What selfishness when Agustina is dying of cancer, to refuse her last wish – to find Irene’s ghost and ask after Agustina’s own mother who disappeared the same day as that fatal fire. What arrogance to deny it when she hears of the affair that Agustina’s mother and her own father were conducting. “My mother wouldn’t allow it,” is all she’ll snap.

Raimunda is forgiven in a jackhammer final act, a reunion with Irene anchored by an exquisitely dark emotional pay off. It’s a sinister hint of the cycles of violence and transgression at the root of village life, and it’s also one more damning indictment of the men who have ruined these women’s lives.

The men of La Mancha are almost entirely absent – sour memories and whispered secrets the only trace of their passing. In a rare intrusion, they stare out of the screen like a herd of ostriches, or a gaggle of schoolboys caught in some guilty act. At least Paco is distinguished by a name, though he’s hardly a flag carrier for the brotherhood. And yet… Before Paula is molested she visits Agustina with her aunt and mother. She sits apart from them, but the scene is deep staged so she stays in focus, legs slung lazily over a chair; cavalier, innocent, provocative.

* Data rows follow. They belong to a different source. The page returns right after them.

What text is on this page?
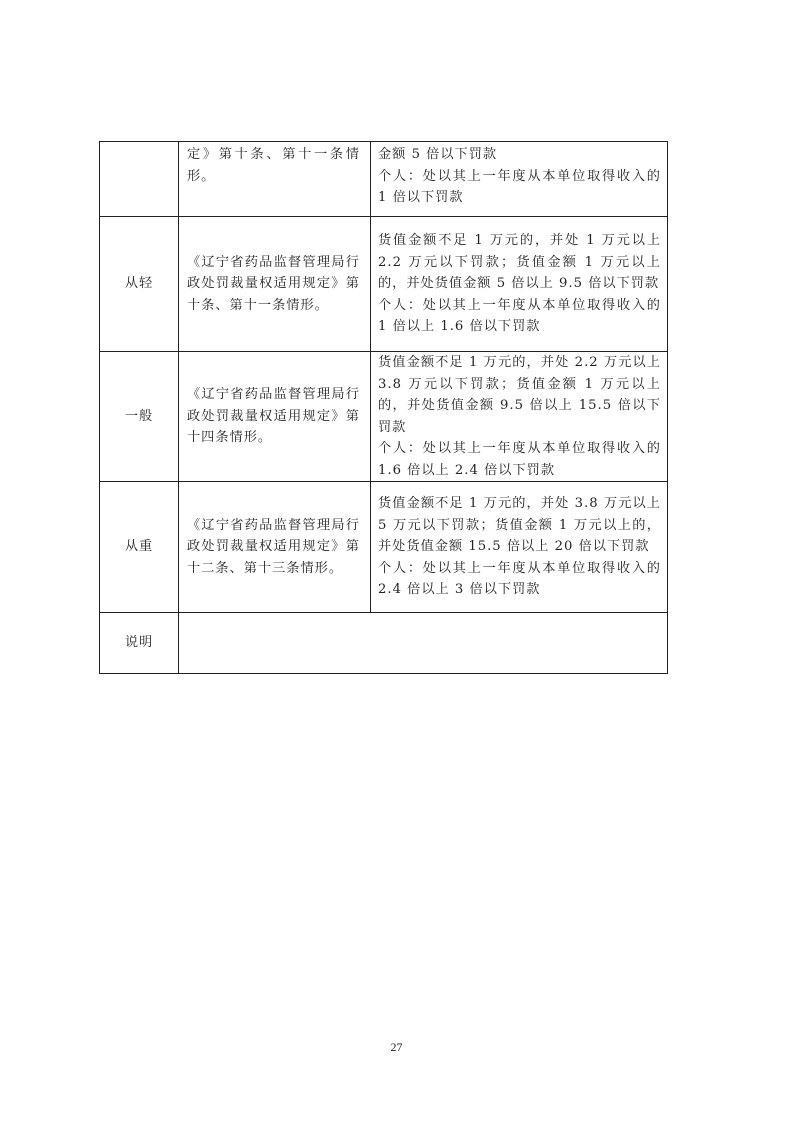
	定》第十条、第十一条情形。	金额 5 倍以下罚款

个人：处以其上一年度从本单位取得收入的 1 倍以下罚款

从轻	《辽宁省药品监督管理局行政处罚裁量权适用规定》第十条、第十一条情形。	货值金额不足 1 万元的，并处 1 万元以上 2.2 万元以下罚款；货值金额 1 万元以上的，并处货值金额 5 倍以上 9.5 倍以下罚款

个人：处以其上一年度从本单位取得收入的 1 倍以上 1.6 倍以下罚款

一般	《辽宁省药品监督管理局行政处罚裁量权适用规定》第十四条情形。	货值金额不足 1 万元的，并处 2.2 万元以上 3.8 万元以下罚款；货值金额 1 万元以上的，并处货值金额 9.5 倍以上 15.5 倍以下罚款

个人：处以其上一年度从本单位取得收入的 1.6 倍以上 2.4 倍以下罚款

从重	《辽宁省药品监督管理局行政处罚裁量权适用规定》第十二条、第十三条情形。	货值金额不足 1 万元的，并处 3.8 万元以上 5 万元以下罚款；货值金额 1 万元以上的，并处货值金额 15.5 倍以上 20 倍以下罚款

个人：处以其上一年度从本单位取得收入的 2.4 倍以上 3 倍以下罚款

说明		
27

If you wondered about her then, if you carelessly imagined, should you see yourself in Paco’s lip-smacking look? When he masturbates next to his wife and a single tear rolls down her cheek, is there a sense of implication about it? Because it feels like a finger pointing out of the screen – useless, horny, drunken layabouts. Maybe fratricide is the best thing that ever happened to a family; after all, women are clearly better off without us.

If there’s an ambivalence to the film’s thematic focus, what’s not in doubt is that Volver is a prodigiously well-made movie, though not always in the ways you’d expect. Almodóvar is an urbanite by habit, tilting at the absurdities of Spanish society. But in Volver his outrageousness is tempered by introspection.

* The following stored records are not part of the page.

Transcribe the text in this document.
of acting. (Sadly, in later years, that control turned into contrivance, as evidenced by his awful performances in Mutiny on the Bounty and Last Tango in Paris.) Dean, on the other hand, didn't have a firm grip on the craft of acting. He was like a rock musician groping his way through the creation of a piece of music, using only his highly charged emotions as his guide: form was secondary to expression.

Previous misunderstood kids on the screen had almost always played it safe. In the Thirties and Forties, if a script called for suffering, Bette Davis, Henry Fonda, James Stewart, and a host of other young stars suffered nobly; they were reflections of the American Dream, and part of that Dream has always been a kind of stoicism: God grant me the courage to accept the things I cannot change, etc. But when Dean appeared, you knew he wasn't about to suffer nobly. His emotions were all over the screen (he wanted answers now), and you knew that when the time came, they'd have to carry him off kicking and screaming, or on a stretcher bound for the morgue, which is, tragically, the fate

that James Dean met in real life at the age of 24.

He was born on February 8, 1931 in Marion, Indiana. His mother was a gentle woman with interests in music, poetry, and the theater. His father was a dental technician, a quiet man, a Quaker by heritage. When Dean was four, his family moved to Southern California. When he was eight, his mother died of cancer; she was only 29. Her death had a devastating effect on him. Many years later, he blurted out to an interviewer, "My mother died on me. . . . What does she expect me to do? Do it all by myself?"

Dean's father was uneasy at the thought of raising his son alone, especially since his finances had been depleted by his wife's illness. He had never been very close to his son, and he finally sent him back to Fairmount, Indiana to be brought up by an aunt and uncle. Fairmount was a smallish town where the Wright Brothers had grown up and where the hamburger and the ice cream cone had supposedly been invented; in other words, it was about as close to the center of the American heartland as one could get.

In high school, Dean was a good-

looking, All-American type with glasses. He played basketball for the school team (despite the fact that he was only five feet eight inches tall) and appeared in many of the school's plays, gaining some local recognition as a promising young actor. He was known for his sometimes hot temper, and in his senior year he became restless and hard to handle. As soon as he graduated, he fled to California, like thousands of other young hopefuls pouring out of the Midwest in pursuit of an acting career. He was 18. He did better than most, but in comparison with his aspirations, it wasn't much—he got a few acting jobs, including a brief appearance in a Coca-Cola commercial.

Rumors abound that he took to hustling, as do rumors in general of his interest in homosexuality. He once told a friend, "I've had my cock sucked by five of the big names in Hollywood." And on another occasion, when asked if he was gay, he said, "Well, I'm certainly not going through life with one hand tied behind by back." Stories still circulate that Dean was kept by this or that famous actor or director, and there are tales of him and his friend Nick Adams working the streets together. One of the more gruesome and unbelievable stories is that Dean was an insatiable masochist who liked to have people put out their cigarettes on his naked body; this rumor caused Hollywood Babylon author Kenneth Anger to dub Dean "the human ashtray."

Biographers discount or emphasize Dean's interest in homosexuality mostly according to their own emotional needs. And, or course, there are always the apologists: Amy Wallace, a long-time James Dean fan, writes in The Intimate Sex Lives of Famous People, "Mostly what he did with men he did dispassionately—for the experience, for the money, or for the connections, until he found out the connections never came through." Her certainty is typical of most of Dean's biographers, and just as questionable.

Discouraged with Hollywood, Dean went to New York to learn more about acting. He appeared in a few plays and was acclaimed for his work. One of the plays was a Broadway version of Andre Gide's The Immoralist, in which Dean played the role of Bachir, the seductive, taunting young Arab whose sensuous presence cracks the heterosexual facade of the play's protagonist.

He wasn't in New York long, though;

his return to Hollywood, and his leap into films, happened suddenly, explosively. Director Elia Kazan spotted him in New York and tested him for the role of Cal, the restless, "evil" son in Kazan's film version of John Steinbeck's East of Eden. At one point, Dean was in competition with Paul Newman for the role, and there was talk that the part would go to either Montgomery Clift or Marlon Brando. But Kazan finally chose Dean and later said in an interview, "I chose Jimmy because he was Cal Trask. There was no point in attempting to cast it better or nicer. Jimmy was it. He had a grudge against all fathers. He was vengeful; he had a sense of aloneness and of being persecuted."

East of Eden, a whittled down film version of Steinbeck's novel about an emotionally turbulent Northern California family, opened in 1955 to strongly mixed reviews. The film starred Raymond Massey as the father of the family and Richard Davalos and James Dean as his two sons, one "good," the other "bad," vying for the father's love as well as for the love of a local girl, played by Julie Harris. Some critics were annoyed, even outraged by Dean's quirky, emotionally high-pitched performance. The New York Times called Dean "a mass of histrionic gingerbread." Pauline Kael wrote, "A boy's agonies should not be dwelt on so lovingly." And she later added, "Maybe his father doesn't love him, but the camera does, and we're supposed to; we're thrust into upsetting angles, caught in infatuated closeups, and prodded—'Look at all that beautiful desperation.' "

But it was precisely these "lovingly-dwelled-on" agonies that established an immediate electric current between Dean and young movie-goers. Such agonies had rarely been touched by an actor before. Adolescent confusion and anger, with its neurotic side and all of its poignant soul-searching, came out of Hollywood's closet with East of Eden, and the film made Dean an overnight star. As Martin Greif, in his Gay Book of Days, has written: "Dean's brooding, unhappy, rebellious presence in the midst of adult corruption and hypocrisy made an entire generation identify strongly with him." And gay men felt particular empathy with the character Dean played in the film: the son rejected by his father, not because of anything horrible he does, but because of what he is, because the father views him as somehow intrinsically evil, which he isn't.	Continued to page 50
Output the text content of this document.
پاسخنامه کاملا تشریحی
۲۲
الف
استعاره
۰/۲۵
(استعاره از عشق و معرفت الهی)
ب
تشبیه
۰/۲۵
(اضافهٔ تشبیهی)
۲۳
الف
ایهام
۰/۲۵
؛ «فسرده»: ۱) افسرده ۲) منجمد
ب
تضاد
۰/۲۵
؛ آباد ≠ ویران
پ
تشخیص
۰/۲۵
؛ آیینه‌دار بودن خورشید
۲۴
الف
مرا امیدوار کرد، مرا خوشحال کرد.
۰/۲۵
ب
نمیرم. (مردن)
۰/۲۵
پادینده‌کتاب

In returning to La Mancha, the town where his own mother lived and died, it’s as if the arch provocateur has rediscovered something of his own Quixotic sensibility. “Through this film,” he said, “I have gone through a mourning period that I needed. I have said goodbye to something which I had not yet said goodbye, and needed to.”

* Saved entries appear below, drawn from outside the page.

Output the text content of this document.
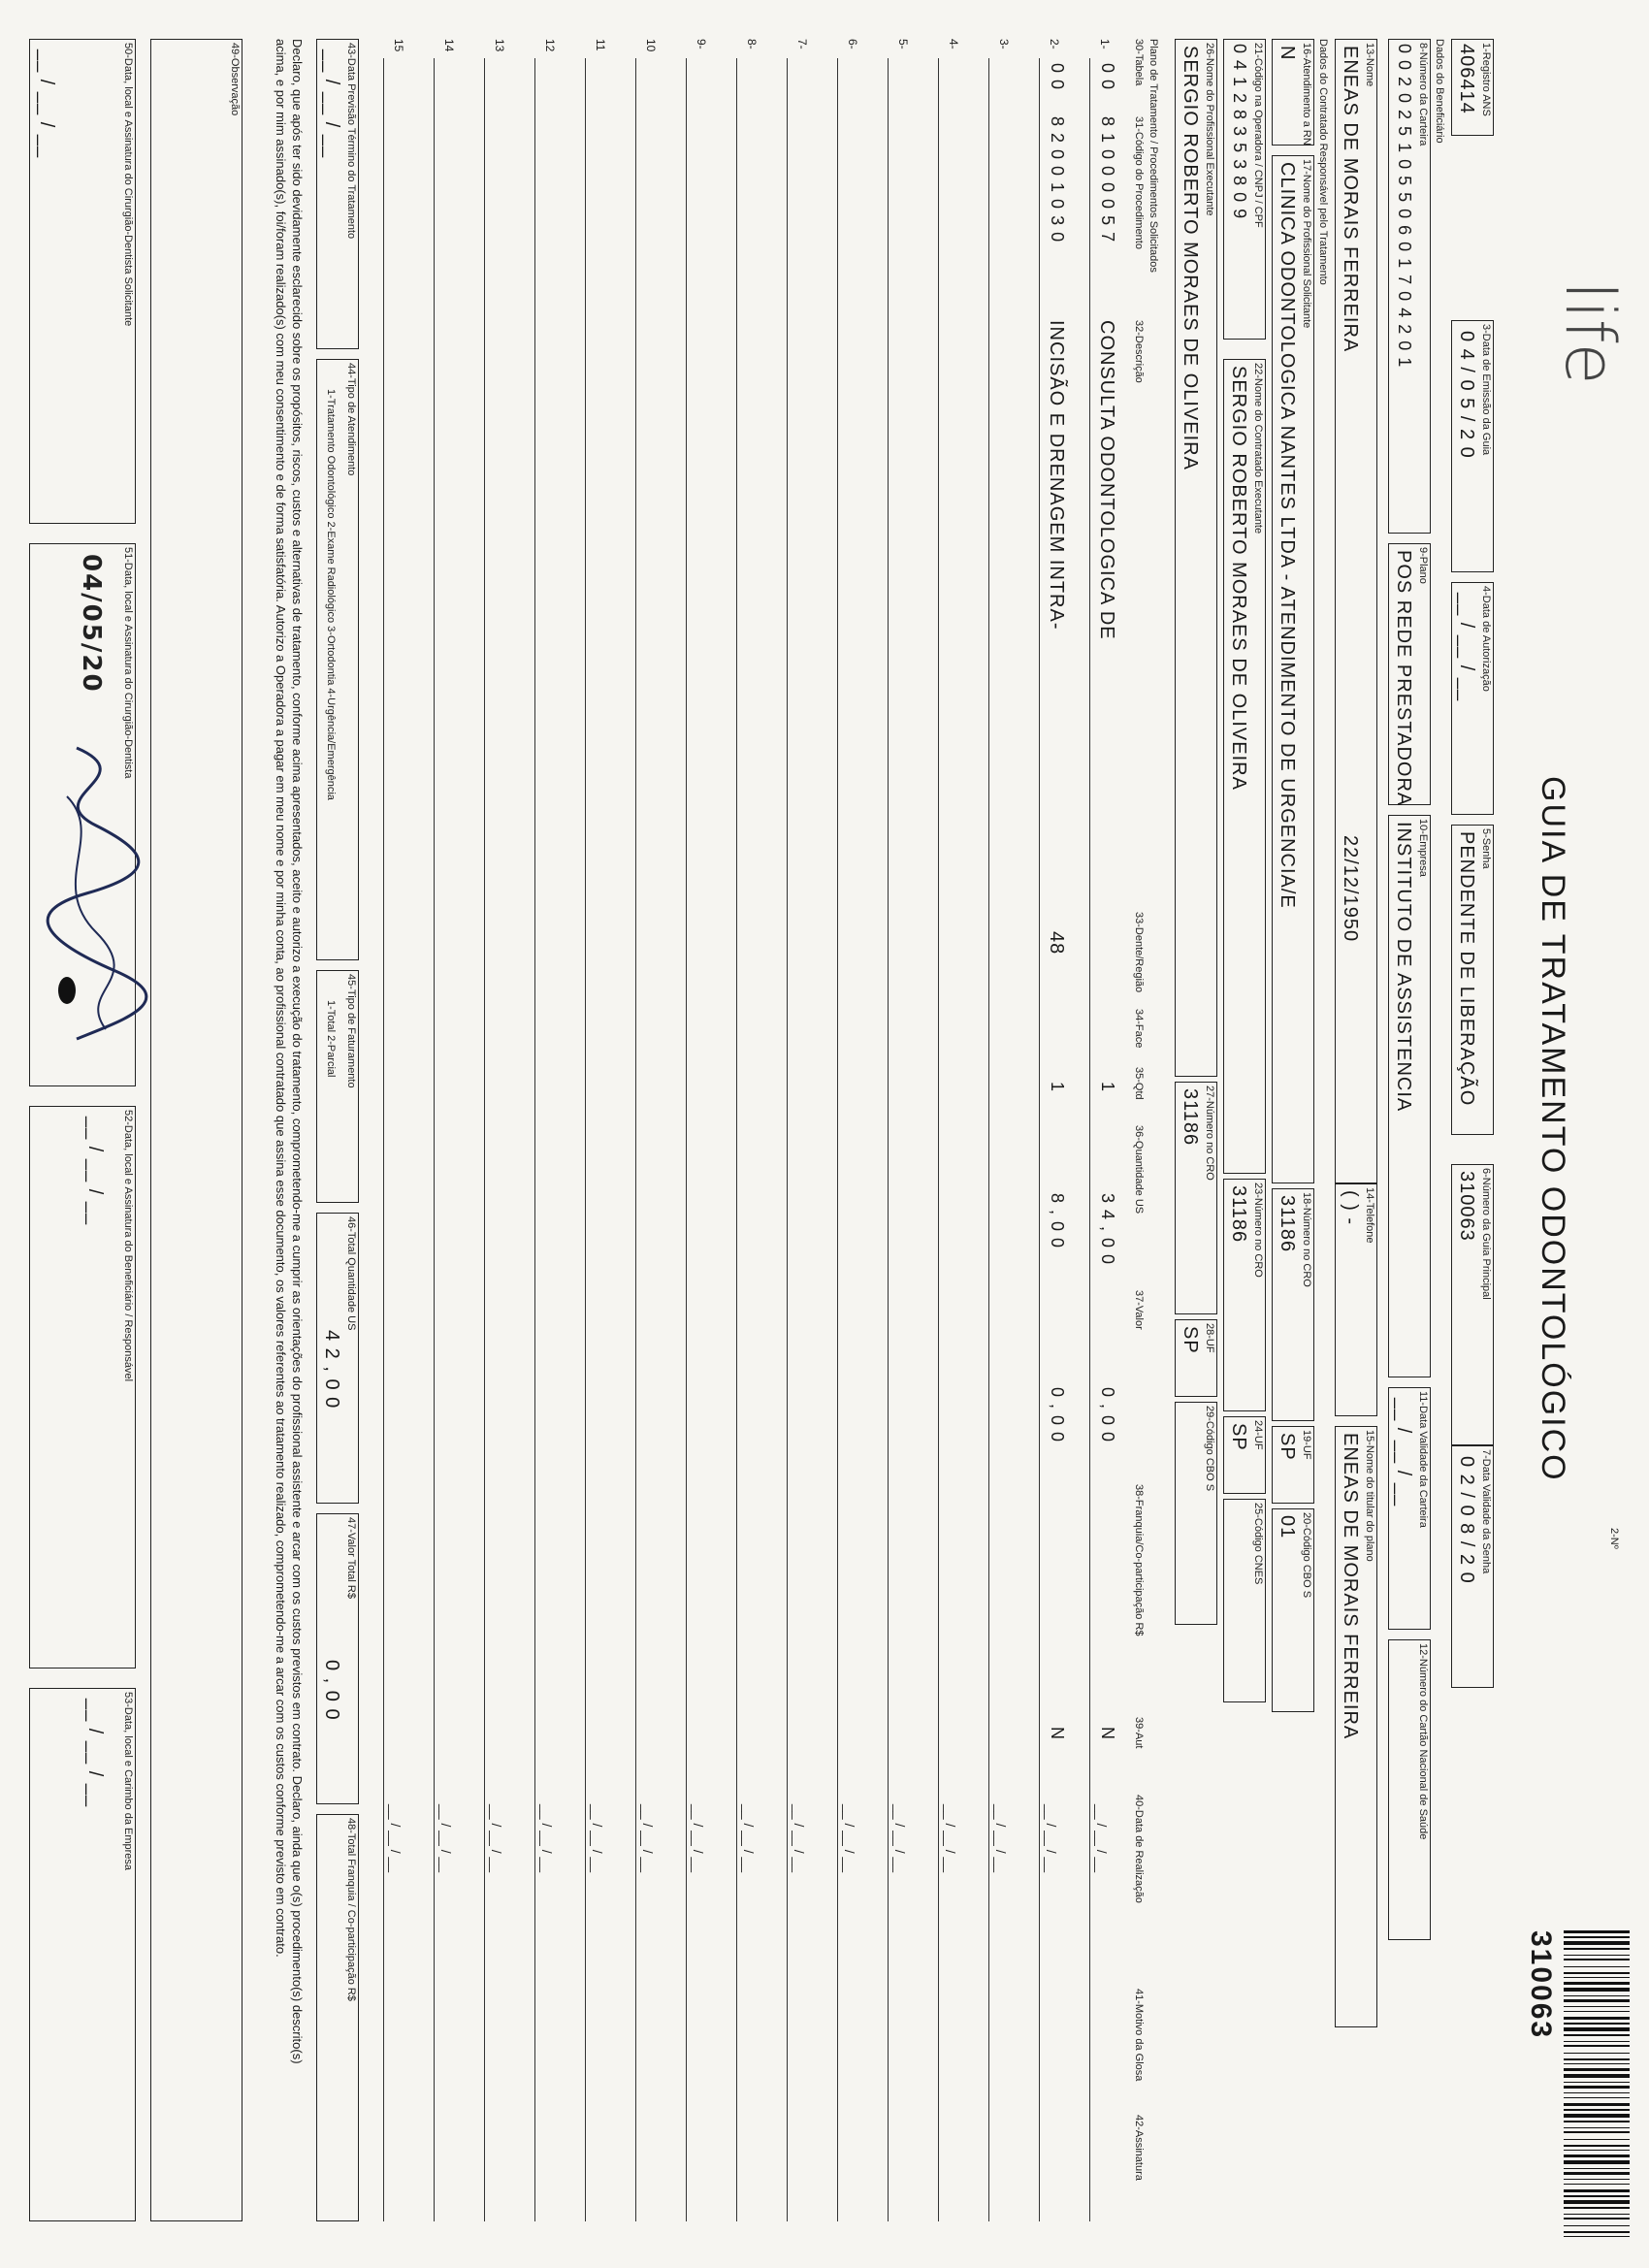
life
GUIA DE TRATAMENTO ODONTOLÓGICO
2-Nº
310063
1-Registro ANS
406414
3-Data de Emissão da Guia
0 4 / 0 5 / 2 0
4-Data de Autorização
__ / __ / __
5-Senha
PENDENTE DE LIBERAÇÃO
6-Número da Guia Principal
310063
7-Data Validade da Senha
0 2 / 0 8 / 2 0
Dados do Beneficiário
8-Número da Carteira
0 0 2 0 2 5 1 0 5 5 0 6 0 1 7 0 4 2 0 1
9-Plano
POS REDE PRESTADORA
10-Empresa
INSTITUTO DE ASSISTENCIA
11-Data Validade da Carteira
__ / __ / __
12-Número do Cartão Nacional de Saúde
13-Nome
ENEAS DE MORAIS FERREIRA
22/12/1950
14-Telefone
( ) -
15-Nome do titular do plano
ENEAS DE MORAIS FERREIRA
Dados do Contratado Responsável pelo Tratamento
16-Atendimento a RN
N
17-Nome do Profissional Solicitante
CLINICA ODONTOLOGICA NANTES LTDA - ATENDIMENTO DE URGENCIA/E
18-Número no CRO
31186
19-UF
SP
20-Código CBO S
01
21-Código na Operadora / CNPJ / CPF
0 4 1 2 8 3 5 3 8 0 9
22-Nome do Contratado Executante
SERGIO ROBERTO MORAES DE OLIVEIRA
23-Número no CRO
31186
24-UF
SP
25-Código CNES
26-Nome do Profissional Executante
SERGIO ROBERTO MORAES DE OLIVEIRA
27-Número no CRO
31186
28-UF
SP
29-Código CBO S
Plano de Tratamento / Procedimentos Solicitados
43-Data Previsão Término do Tratamento
__ / __ / __
44-Tipo de Atendimento
1-Tratamento Odontológico 2-Exame Radiológico 3-Ortodontia 4-Urgência/Emergência
45-Tipo de Faturamento
1-Total 2-Parcial
46-Total Quantidade US
4 2 , 0 0
47-Valor Total R$
0 , 0 0
48-Total Franquia / Co-participação R$
Declaro, que após ter sido devidamente esclarecido sobre os propósitos, riscos, custos e alternativas de tratamento, conforme acima apresentados, aceito e autorizo a execução do tratamento, comprometendo-me a cumprir as orientações do profissional assistente e arcar com os custos previstos em contrato. Declaro, ainda que o(s) procedimento(s) descrito(s) acima, e por mim assinado(s), foi/foram realizado(s) com meu consentimento e de forma satisfatória. Autorizo a Operadora a pagar em meu nome e por minha conta, ao profissional contratado que assina esse documento, os valores referentes ao tratamento realizado, comprometendo-me a arcar com os custos conforme previsto em contrato.
49-Observação
50-Data, local e Assinatura do Cirurgião-Dentista Solicitante
__ / __ / __
51-Data, local e Assinatura do Cirurgião-Dentista
04/05/20
52-Data, local e Assinatura do Beneficiário / Responsável
__ / __ / __
53-Data, local e Carimbo da Empresa
__ / __ / __
30-Tabela
31-Código do Procedimento
32-Descrição
33-Dente/Região
34-Face
35-Qtd
36-Quantidade US
37-Valor
38-Franquia/Co-participação R$
39-Aut
40-Data de Realização
41-Motivo da Glosa
42-Assinatura
1-
0 0
8 1 0 0 0 0 5 7
CONSULTA ODONTOLOGICA DE
1
3 4 , 0 0
0 , 0 0
N
__ / __ / __
2-
0 0
8 2 0 0 1 0 3 0
INCISÃO E DRENAGEM INTRA-
48
1
8 , 0 0
0 , 0 0
N
__ / __ / __
3-
__ / __ / __
4-
__ / __ / __
5-
__ / __ / __
6-
__ / __ / __
7-
__ / __ / __
8-
__ / __ / __
9-
__ / __ / __
10
__ / __ / __
11
__ / __ / __
12
__ / __ / __
13
__ / __ / __
14
__ / __ / __
15
__ / __ / __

Pick apart the farce, the camp, and the dirty jokes and what’s left is a sense of quiet heartbreak. Volver is flamboyantly conceived – full of visual cunning and conceits – but it’s filmed with sincerity, at times a confessional simplicity that’s both poignant and elegant. It’s not that Almodóvar is growing up or calming down, worryingly for the rest of the Euro art house pack, it just seems like he’s getting better.

Published 24 Aug 2006

Tags: Pedro Almodóvar

Anticipation.

A festival favourite from an art-house giant.

Enjoyment.

By turns shocking, serene, darkly funny and ruthlessly true. An all-too-rare cocktail of cinematic know-how and genuinely touching human drama.

In Retrospect.

There’s so much to drink in, but you worry that Almodóvar isn’t the man to excite the masses.